Re: 18-Nov-13 World View -- Cholera epidemic reaches Cuba,Me

Post by anon »

And even the GAO will give results at odds with an engineers costing, like so. Take a Dell 1950 server, there's thousands of them in use, in clustered stacks as the basis for virtual servers connected to a SAN by a fiber channel backbone. If that server is about five years old, it will probably run for another five years, if you clean it out carefully and put in new drives.

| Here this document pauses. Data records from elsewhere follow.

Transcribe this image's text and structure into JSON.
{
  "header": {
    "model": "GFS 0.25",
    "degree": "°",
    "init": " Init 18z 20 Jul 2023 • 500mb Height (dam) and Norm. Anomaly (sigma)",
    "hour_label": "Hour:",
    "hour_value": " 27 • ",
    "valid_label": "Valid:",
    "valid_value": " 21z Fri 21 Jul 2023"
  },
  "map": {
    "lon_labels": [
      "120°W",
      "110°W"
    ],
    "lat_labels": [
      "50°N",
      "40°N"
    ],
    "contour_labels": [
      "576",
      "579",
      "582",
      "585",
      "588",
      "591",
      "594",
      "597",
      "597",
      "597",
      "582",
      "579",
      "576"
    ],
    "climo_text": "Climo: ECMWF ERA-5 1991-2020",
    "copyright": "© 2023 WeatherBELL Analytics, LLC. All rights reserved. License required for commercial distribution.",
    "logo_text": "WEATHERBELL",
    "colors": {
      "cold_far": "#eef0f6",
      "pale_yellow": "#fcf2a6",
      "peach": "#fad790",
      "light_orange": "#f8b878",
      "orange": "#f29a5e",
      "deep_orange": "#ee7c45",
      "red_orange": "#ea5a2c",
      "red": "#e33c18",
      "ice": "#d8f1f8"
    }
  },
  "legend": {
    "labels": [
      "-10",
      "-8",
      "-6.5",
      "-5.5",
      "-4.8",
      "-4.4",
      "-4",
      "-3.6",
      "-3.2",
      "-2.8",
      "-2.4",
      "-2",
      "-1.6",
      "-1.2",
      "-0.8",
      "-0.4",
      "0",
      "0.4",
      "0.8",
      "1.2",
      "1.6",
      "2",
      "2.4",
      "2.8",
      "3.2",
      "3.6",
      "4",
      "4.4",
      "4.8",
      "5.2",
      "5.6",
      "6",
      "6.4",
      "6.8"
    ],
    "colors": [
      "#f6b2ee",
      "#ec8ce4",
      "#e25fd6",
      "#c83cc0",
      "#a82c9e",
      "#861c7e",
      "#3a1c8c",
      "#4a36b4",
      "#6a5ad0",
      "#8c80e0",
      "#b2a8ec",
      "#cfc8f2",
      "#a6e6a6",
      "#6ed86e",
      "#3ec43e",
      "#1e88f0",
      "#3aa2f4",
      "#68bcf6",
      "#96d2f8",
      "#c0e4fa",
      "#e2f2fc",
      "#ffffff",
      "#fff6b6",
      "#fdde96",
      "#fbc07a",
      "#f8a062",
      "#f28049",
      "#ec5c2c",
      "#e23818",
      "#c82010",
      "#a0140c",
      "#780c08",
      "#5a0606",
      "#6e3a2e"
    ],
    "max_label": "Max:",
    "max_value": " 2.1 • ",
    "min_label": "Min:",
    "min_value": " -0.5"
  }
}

So what's the value of it? According to ebay, about 400 to 600 dollars, depending on the hardware configuration. According to the GAO, it may be worth the original server cost, unless they are requested to amortize in their calculations. Depends on how you take it, I've seen the govt try to charge someone new price for a ten year old piece of crap nobody was paying attention to, when it finally got thrown out as garbage, and the paperwork didn't get done properly.

So what's the worth to an engineer planning a new service? A five year old Dell is outside warranty and past end of service life, it's less than worthless. And there are thousands of them in use today.

Pick any number you want, somebody will tell you it's right. Believe me, I'm looking forward to retirement.